Background: Generalized anxiety disorder (GAD) is a highly prevalent condition. Monitoring GAD symptoms requires substantial time, effort, and cost. The development of digital phenotypes of GAD may enable new scalable, timely, and inexpensive assessments of GAD symptoms. Method: The current study used passive movement data collected within a large national cohort (N = 264) to assess GAD symptom severity. Results: Using one week of movement data, machine learning models accurately predicted GAD symptoms across a continuum (r = 0.511) and accurately detected those individuals with elevated GAD symptoms (AUC = 0.892, 70.0% Sensitivity, 95.5% Specificity, Brier Score = 0.092). Those with a risk score at the 90th percentile or above had 21 times the odds of having elevated GAD symptoms compared to those with lower risk scores. The risk score was most strongly associated with irritability, worry controllability, and restlessness (individual rs > 0.5). The risk scores for GAD were also discriminant of major depressive disorder symptom severity (r = 0.190).

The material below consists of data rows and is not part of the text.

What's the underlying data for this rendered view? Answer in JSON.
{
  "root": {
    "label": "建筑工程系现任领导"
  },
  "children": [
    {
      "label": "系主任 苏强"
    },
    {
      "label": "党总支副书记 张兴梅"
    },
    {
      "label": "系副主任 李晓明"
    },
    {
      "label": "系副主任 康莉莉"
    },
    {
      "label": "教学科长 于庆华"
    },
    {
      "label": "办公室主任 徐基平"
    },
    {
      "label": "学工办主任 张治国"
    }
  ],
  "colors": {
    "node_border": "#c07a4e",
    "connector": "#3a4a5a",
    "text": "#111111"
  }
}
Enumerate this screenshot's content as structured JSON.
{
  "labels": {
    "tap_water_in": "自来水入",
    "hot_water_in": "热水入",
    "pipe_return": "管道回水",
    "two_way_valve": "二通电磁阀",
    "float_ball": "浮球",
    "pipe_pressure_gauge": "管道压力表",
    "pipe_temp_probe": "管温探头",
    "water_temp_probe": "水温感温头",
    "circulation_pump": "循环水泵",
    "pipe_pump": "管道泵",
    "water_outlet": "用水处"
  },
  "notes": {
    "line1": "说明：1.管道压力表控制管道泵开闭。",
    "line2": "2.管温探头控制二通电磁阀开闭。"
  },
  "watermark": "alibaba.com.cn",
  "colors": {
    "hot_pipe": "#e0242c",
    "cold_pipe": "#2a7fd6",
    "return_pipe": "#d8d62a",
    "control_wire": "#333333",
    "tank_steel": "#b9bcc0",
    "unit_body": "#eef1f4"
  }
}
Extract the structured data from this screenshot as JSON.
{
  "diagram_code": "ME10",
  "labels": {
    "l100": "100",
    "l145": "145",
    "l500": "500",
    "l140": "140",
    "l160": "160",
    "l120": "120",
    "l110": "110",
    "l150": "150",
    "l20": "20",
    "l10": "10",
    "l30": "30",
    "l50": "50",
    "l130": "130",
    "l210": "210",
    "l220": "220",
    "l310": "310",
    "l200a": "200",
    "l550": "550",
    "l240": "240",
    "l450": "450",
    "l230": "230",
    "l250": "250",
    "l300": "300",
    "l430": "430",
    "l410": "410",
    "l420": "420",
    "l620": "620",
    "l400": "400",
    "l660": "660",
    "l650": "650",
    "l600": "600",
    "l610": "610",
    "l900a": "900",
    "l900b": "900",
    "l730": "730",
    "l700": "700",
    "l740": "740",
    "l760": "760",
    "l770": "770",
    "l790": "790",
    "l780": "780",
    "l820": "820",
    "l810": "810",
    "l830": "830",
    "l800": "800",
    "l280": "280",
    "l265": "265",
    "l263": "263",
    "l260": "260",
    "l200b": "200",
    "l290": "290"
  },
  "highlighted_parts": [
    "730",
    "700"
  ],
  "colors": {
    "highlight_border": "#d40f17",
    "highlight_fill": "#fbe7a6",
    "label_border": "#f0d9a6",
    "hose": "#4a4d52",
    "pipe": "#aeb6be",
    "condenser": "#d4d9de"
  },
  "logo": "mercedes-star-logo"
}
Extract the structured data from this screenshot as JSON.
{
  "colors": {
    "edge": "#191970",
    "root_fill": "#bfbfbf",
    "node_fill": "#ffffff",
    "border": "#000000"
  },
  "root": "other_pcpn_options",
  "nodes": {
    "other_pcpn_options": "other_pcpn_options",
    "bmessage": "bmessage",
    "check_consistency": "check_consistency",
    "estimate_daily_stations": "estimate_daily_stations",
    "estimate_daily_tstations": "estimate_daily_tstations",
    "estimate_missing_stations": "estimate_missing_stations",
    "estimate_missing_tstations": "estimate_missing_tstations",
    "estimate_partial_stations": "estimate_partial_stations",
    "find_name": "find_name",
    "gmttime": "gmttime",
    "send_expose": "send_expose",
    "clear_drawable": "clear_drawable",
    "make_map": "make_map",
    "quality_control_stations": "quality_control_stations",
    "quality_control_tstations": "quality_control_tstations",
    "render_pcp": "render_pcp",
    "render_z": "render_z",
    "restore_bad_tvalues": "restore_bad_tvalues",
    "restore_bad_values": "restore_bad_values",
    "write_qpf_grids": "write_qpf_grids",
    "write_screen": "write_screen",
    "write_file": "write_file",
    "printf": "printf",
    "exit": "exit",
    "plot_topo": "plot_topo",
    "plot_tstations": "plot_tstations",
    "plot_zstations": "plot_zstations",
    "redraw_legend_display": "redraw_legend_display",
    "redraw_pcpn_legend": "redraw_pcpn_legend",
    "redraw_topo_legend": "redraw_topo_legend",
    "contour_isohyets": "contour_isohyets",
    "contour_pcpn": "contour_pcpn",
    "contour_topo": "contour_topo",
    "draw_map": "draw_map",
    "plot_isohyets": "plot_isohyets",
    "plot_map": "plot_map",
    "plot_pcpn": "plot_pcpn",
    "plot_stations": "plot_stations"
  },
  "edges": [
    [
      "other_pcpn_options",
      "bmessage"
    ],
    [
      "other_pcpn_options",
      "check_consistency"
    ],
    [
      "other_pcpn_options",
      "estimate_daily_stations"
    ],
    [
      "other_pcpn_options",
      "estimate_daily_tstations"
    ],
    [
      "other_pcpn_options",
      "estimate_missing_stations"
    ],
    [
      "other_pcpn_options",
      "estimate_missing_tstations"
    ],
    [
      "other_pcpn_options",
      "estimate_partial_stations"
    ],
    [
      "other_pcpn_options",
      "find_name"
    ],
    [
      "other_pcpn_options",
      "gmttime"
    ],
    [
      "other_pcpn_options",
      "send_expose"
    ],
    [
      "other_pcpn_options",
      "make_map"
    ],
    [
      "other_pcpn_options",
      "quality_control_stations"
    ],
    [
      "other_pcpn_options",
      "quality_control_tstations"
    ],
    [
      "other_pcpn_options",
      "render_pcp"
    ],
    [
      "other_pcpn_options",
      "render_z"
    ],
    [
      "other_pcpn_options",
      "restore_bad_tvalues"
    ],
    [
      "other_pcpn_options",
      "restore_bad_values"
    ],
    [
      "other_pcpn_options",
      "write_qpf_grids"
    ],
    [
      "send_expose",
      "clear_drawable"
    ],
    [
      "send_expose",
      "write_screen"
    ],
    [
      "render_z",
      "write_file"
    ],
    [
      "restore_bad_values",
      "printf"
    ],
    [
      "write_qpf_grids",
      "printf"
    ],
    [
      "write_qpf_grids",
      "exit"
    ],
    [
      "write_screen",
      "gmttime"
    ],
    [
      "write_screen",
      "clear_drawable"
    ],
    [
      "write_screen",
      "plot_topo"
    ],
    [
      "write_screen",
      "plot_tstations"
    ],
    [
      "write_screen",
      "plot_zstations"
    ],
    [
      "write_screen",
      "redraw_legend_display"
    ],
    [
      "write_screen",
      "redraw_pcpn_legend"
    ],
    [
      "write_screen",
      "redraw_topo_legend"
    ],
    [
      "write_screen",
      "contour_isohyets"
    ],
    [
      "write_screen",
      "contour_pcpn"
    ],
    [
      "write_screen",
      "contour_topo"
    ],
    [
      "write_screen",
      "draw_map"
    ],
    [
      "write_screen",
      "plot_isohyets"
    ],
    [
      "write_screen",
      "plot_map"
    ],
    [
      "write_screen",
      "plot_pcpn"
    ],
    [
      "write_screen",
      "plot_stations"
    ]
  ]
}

Limitations: The current study examined the detection of GAD symptom severity rather than the prediction of GAD symptom severity across time. Furthermore, the instant sample of data did not include nighttime actigraphy, as participants were not asked to wear the actigraphs at night. Conclusions: These results suggest that artificial intelligence can effectively utilize wearable movement data collected in daily life to accurately infer risk of GAD symptoms.